Kehadiran RUU HIP benar-benar telah membuat kegaduhan di Negeri ini.
Catatan KH Athian Ali M Da’i, Lc, MA*
SALAM-ONLINE: Jika saja DPR RI terutama fraksi yang menginisiasi RUU Haluan Ideologi Pancasila (RUU HIP) mampu membaca suasana batin dan apa yang ada dalam benak mayoritas rakyat yang diwakilinya, niscaya RUU HIP yang dinilai sangat tidak aspiratif bahkan bertolak belakang terutama dari sudut teologis, aspek historis, filosofis, yuridis, juga sosiologis dan politis, maka pasti RUU yang telah menimbulkan kegaduhan ini tidak akan pernah dihadirkan oleh DPR di republik ini.
Pertanyaan yang muncul kemudian, siapa gerangan konseptor yang telah berupaya mengegolkan RUU HIP dengan cara yang tidak transparan, tidak partisipatif, tidak aspiratif, dihadiri minim anggota (selebihnya kehadiran virtual), lalu diputuskan dengan begitu sangat tergesa-gesa, memanfaatkan situasi dan kondisi di bulan Ramadhan di tengah pandemi Covid-19?
Memang benar, kecuali F-PD dan F-PKS, ke tujuh fraksi lainnya menandatangani RUU HIP. Tapi benarkah seluruh anggota dari ketujuh Fraksi tersebut sepakat dengan RUU yang tidak hanya ditolak bahkan mengundang kemarahan sebagian rakyat di negeri ini?
Sudah seharusnya DPR dan Pemerintah, segera mengambil sikap yang tegas untuk menghentikan pembahasan RUU HIP ini, sebelum kegaduhan-kegaduhan itu semakin kompleks dan melebar ke mana-mana seperti ke masalah pembakaran bendera partai dan masalah-masalah lainnya, yang hanya akan membuat situasi semakin rumit dan sulit untuk diatasi, bahkan berpotensi besar menimbulkan perpecahan di antara anak bangsa.

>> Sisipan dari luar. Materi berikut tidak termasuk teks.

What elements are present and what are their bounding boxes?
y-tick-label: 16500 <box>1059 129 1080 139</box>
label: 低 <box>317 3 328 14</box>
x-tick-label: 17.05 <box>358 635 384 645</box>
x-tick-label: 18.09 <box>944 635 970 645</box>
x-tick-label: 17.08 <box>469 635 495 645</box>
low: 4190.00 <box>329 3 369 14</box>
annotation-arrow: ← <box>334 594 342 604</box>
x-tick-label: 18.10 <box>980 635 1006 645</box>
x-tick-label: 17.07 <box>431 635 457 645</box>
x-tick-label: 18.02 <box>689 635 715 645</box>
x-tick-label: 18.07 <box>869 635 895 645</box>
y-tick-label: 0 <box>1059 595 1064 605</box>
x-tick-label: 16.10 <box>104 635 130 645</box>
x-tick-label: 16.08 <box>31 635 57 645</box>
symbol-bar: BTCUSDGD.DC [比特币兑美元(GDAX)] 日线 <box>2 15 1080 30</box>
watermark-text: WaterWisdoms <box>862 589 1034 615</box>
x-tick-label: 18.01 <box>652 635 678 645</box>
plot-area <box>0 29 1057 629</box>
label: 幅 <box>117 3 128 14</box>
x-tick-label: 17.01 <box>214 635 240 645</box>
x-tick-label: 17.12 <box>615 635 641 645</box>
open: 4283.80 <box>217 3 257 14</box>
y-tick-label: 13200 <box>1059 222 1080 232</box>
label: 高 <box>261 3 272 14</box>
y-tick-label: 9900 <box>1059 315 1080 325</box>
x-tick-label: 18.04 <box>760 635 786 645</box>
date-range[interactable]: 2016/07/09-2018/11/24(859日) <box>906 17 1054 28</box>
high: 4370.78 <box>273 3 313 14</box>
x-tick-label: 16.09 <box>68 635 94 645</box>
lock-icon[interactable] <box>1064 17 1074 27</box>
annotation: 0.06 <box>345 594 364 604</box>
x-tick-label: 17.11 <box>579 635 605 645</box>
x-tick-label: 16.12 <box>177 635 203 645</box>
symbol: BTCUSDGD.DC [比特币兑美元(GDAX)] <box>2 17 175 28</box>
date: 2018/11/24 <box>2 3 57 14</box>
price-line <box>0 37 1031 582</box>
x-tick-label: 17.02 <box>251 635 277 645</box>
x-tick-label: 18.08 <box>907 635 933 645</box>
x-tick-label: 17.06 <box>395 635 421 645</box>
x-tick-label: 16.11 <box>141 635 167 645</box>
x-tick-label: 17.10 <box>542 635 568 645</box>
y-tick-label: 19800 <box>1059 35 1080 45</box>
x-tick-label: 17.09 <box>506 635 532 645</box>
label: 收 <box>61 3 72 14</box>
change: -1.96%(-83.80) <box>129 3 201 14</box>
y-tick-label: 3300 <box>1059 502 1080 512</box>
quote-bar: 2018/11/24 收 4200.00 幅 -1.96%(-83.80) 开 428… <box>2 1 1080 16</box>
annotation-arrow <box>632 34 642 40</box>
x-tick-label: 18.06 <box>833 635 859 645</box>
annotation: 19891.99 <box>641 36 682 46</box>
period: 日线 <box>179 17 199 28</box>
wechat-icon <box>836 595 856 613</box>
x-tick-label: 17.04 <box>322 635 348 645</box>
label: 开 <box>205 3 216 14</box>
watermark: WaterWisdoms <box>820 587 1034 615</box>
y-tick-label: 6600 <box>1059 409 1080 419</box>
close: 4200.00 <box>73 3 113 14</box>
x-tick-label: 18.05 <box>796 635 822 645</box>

Untuk menghentikan kegaduhan yang sangat tidak diharapkan ini, maka Aliansi Nasional Anti Syiah (ANNAS) dalam surat terbukanya kepada Presiden Joko Widodo mendesak agar segera:
Pertama: Menghentikan pembahasan dan sekaligus memastikan RUU HIP ini tidak akan menjadi Undang-Undang.

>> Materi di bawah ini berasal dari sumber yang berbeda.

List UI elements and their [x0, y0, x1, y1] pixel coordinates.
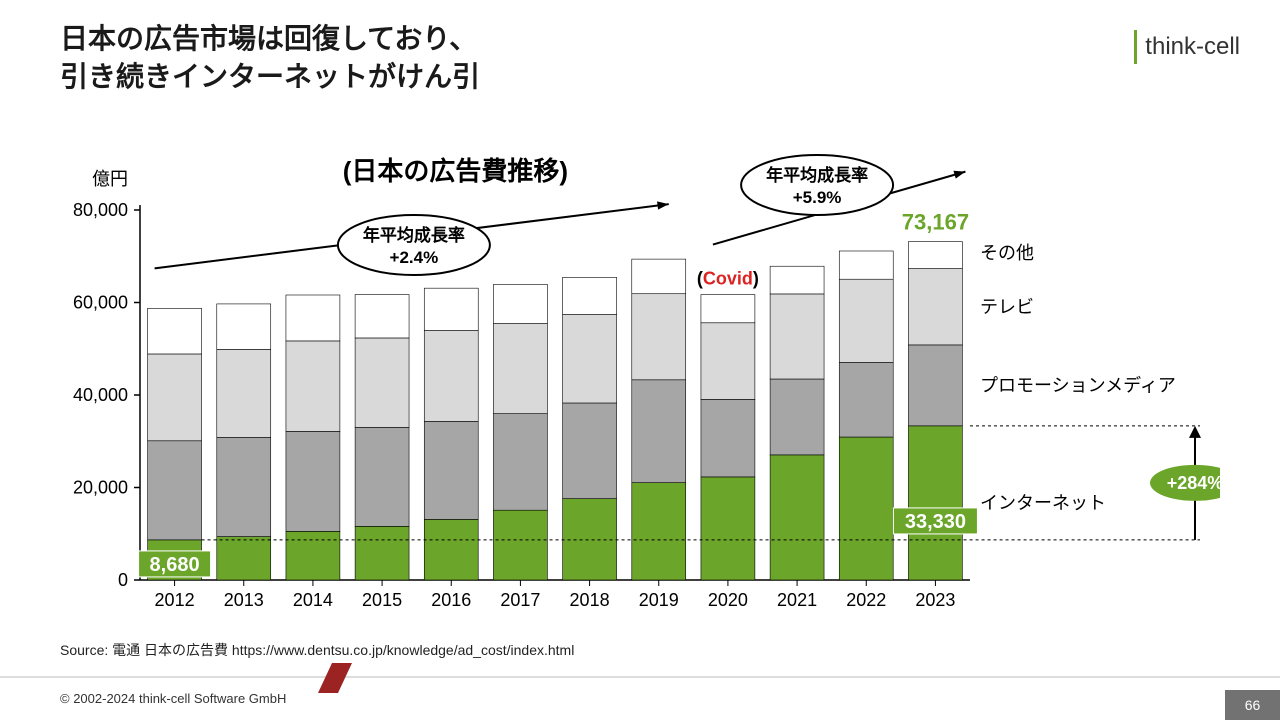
footer-accent-icon: [318, 663, 352, 693]
svg-text:(Covid): (Covid): [697, 269, 759, 289]
title-line-2: 引き続きインターネットがけん引: [60, 61, 480, 92]
svg-text:2019: 2019: [639, 590, 679, 610]
title-line-1: 日本の広告市場は回復しており、: [60, 23, 477, 54]
svg-text:40,000: 40,000: [73, 385, 128, 405]
svg-text:プロモーションメディア: プロモーションメディア: [980, 375, 1176, 395]
svg-text:+284%: +284%: [1167, 473, 1220, 493]
svg-text:2020: 2020: [708, 590, 748, 610]
svg-text:2014: 2014: [293, 590, 333, 610]
ad-spend-chart: 0 20,000 40,000 60,000 80,000 億円 2012 2013 2014 2…: [60, 150, 1220, 620]
svg-text:インターネット: インターネット: [980, 493, 1106, 513]
svg-text:2023: 2023: [915, 590, 955, 610]
svg-text:33,330: 33,330: [905, 511, 966, 533]
svg-text:(日本の広告費推移): (日本の広告費推移): [343, 156, 568, 186]
logo: think-cell: [1134, 30, 1240, 64]
svg-text:億円: 億円: [92, 169, 128, 189]
svg-text:2015: 2015: [362, 590, 402, 610]
svg-text:2021: 2021: [777, 590, 817, 610]
svg-text:0: 0: [118, 570, 128, 590]
copyright-text: © 2002-2024 think-cell Software GmbH: [60, 691, 286, 706]
svg-text:テレビ: テレビ: [980, 297, 1034, 317]
svg-text:20,000: 20,000: [73, 478, 128, 498]
svg-text:+2.4%: +2.4%: [390, 248, 439, 267]
source-text: Source: 電通 日本の広告費 https://www.dentsu.co.…: [60, 640, 574, 660]
svg-text:60,000: 60,000: [73, 293, 128, 313]
svg-text:年平均成長率: 年平均成長率: [363, 225, 465, 245]
page-number: 66: [1225, 690, 1280, 720]
logo-bar-icon: [1134, 30, 1137, 64]
svg-text:2022: 2022: [846, 590, 886, 610]
logo-text: think-cell: [1145, 33, 1240, 61]
svg-text:+5.9%: +5.9%: [793, 188, 842, 207]
svg-text:2013: 2013: [224, 590, 264, 610]
svg-text:2018: 2018: [570, 590, 610, 610]
svg-text:2016: 2016: [431, 590, 471, 610]
svg-text:2017: 2017: [500, 590, 540, 610]
svg-text:80,000: 80,000: [73, 200, 128, 220]
svg-text:73,167: 73,167: [902, 210, 969, 235]
svg-text:年平均成長率: 年平均成長率: [766, 165, 868, 185]
svg-text:その他: その他: [980, 243, 1034, 263]
footer-divider: [0, 676, 1280, 678]
svg-text:2012: 2012: [155, 590, 195, 610]
svg-text:8,680: 8,680: [150, 554, 200, 576]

Poin ini penting untuk segera dilakukan, karena kehadiran RUU HIP menjadi asbaabul wuruud “asal muasal timbulnya” permasalahan yang berujung kepada suasana yang tidak kondusif seperti sekarang ini.

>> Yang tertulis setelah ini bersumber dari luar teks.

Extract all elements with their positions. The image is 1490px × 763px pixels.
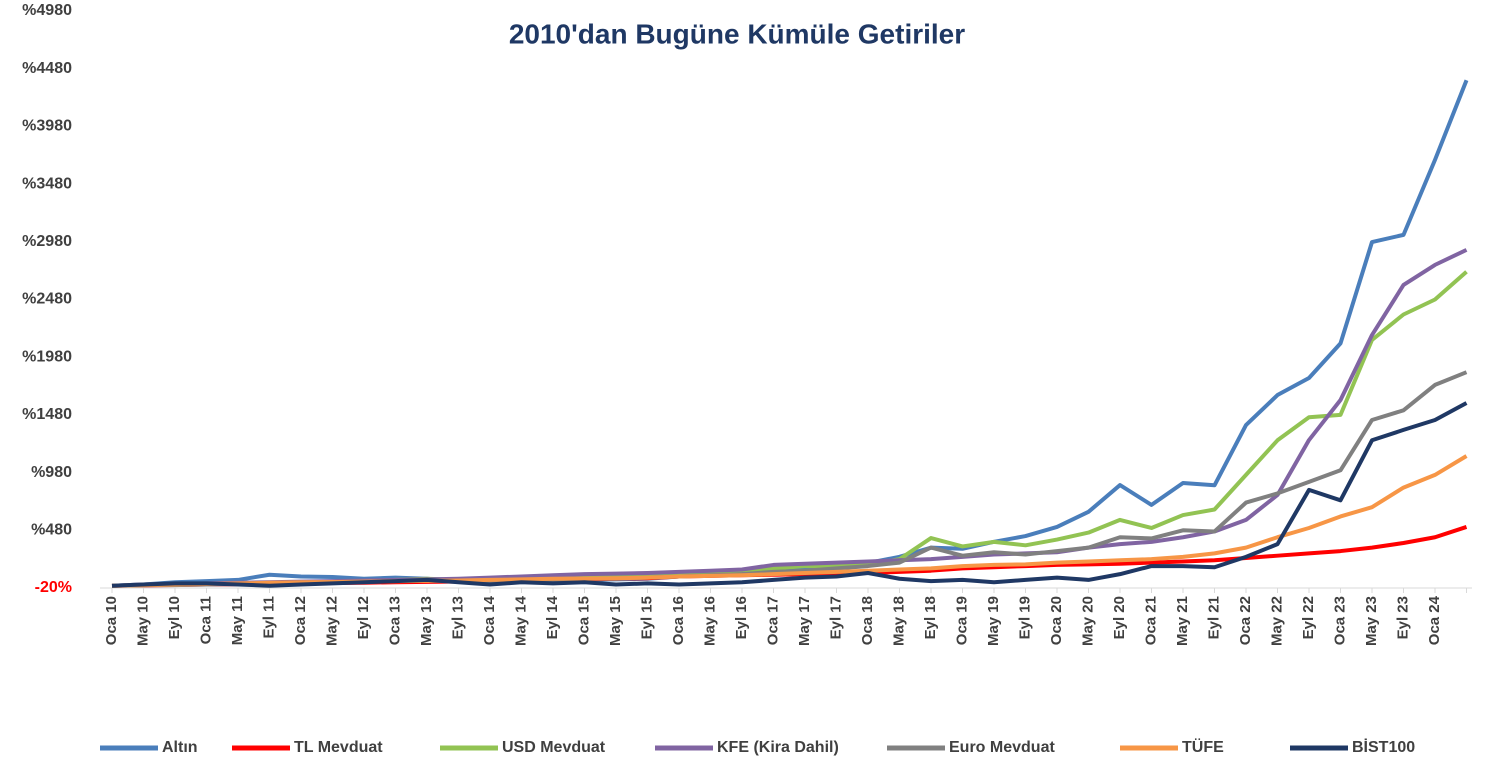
y-tick-label: %2980 <box>22 233 72 250</box>
x-tick-label: May 14 <box>512 595 529 646</box>
x-tick-label: May 22 <box>1268 596 1285 646</box>
x-tick-label: Oca 23 <box>1331 596 1348 645</box>
y-tick-label: %980 <box>31 464 72 481</box>
x-tick-label: May 20 <box>1079 596 1096 646</box>
x-tick-label: Eyl 10 <box>166 596 183 639</box>
x-tick-label: May 11 <box>229 596 246 645</box>
x-tick-label: Eyl 22 <box>1300 596 1317 639</box>
x-tick-label: Oca 11 <box>197 596 214 644</box>
x-tick-label: Eyl 23 <box>1394 596 1411 639</box>
y-tick-label: %480 <box>31 522 72 539</box>
legend-label: USD Mevduat <box>502 739 606 756</box>
x-tick-label: Oca 22 <box>1237 596 1254 645</box>
x-tick-label: Eyl 18 <box>922 596 939 639</box>
y-tick-label: %2480 <box>22 291 72 308</box>
legend-label: BİST100 <box>1352 738 1415 756</box>
x-tick-label: May 18 <box>890 596 907 646</box>
x-tick-label: May 23 <box>1363 596 1380 646</box>
y-tick-label: -20% <box>35 579 72 596</box>
x-tick-label: Eyl 17 <box>827 596 844 639</box>
x-tick-label: Eyl 20 <box>1111 596 1128 639</box>
x-tick-label: Oca 10 <box>103 596 120 645</box>
series-line <box>111 370 1468 588</box>
y-tick-label: %4980 <box>22 2 72 19</box>
x-tick-label: Eyl 16 <box>733 596 750 639</box>
series-line <box>111 79 1469 588</box>
x-tick-label: Oca 16 <box>670 596 687 645</box>
x-tick-label: Oca 21 <box>1142 596 1159 645</box>
legend-label: TL Mevduat <box>294 739 383 756</box>
y-tick-label: %3980 <box>22 118 72 135</box>
x-tick-label: Oca 12 <box>292 596 309 645</box>
legend-label: KFE (Kira Dahil) <box>717 739 839 756</box>
y-tick-label: %4480 <box>22 60 72 77</box>
x-tick-label: May 21 <box>1174 596 1191 646</box>
x-tick-label: Oca 17 <box>764 596 781 645</box>
x-tick-label: May 15 <box>607 596 624 646</box>
chart-title: 2010'dan Bugüne Kümüle Getiriler <box>509 18 965 49</box>
x-tick-label: May 13 <box>418 596 435 646</box>
x-tick-label: Eyl 12 <box>355 596 372 639</box>
legend-label: Altın <box>162 739 198 756</box>
x-tick-label: Oca 19 <box>953 596 970 645</box>
x-tick-label: May 16 <box>701 596 718 646</box>
x-tick-label: May 12 <box>323 596 340 646</box>
legend-label: TÜFE <box>1182 737 1224 756</box>
series-line <box>111 270 1468 588</box>
x-tick-label: Eyl 21 <box>1205 596 1222 639</box>
x-tick-label: Eyl 14 <box>544 595 561 639</box>
x-tick-label: May 17 <box>796 596 813 646</box>
x-tick-label: Oca 15 <box>575 596 592 645</box>
x-tick-label: Eyl 15 <box>638 596 655 639</box>
y-tick-label: %3480 <box>22 175 72 192</box>
legend-label: Euro Mevduat <box>949 739 1055 756</box>
y-tick-label: %1480 <box>22 406 72 423</box>
x-tick-label: Eyl 19 <box>1016 596 1033 639</box>
x-tick-label: Oca 14 <box>481 595 498 645</box>
x-tick-label: Oca 20 <box>1048 596 1065 645</box>
series-line <box>111 401 1468 588</box>
x-tick-label: May 10 <box>134 596 151 646</box>
x-tick-label: Oca 18 <box>859 596 876 645</box>
x-tick-label: Eyl 13 <box>449 596 466 639</box>
series-line <box>111 248 1468 588</box>
x-tick-label: Oca 24 <box>1426 595 1443 645</box>
y-tick-label: %1980 <box>22 348 72 365</box>
x-tick-label: May 19 <box>985 596 1002 646</box>
x-tick-label: Eyl 11 <box>260 596 277 639</box>
x-tick-label: Oca 13 <box>386 596 403 645</box>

Kedua: Mengusut konseptor yang menginisiasi RUU HIP.
Poin kedua ini tidak kalah pentingnya, mengingat rakyat Indonesia sudah cukup lama mencium aroma bangkitnya kembali PKI. Kehadiran RUU HIP semakin memperkuat keyakinan ke arah itu. Karenanya, sikap yang tegas dari Presiden untuk mengusut siapa dalang di balik RUU HIP mutlak segera dilakukan, agar rakyat khususnya umat Islam, memperoleh jaminan yang pasti, bahwasanya Pemerintah di bawah pimpinan Presiden Joko Widodo anti komunisme dan tidak akan pernah memberikan peluang sekecil apapun kepada PKI untuk kembali bangkit dan mengkhianati Negeri ini.
Ketiga: Memastikan Partai Politik yang ada di DPR RI benar-benar bersih dan bebas dari orang-orang yang berafiliasi dengan gerakan Neo PKI.
Poin terakhir dari surat terbuka ANNAS kepada Presiden ini juga sangat mutlak harus diupayakan Presiden bersama khususnya Partai-Partai koalisi, untuk memberikan jaminan penuh bagi rakyat, bahwa ke depan semua partai benar-benar steril dari orang-orang dan atau simpatisan PKI, dan bahwasanya tidak ada seorang pun dari wakil rakyat di DPR RI yang merupakan kader dan simpatisan PKI.
Merdeka! Allahu Akbar!
*) Penulis Ketua Umum Forum Ulama Ummat Indonesia (FUUI)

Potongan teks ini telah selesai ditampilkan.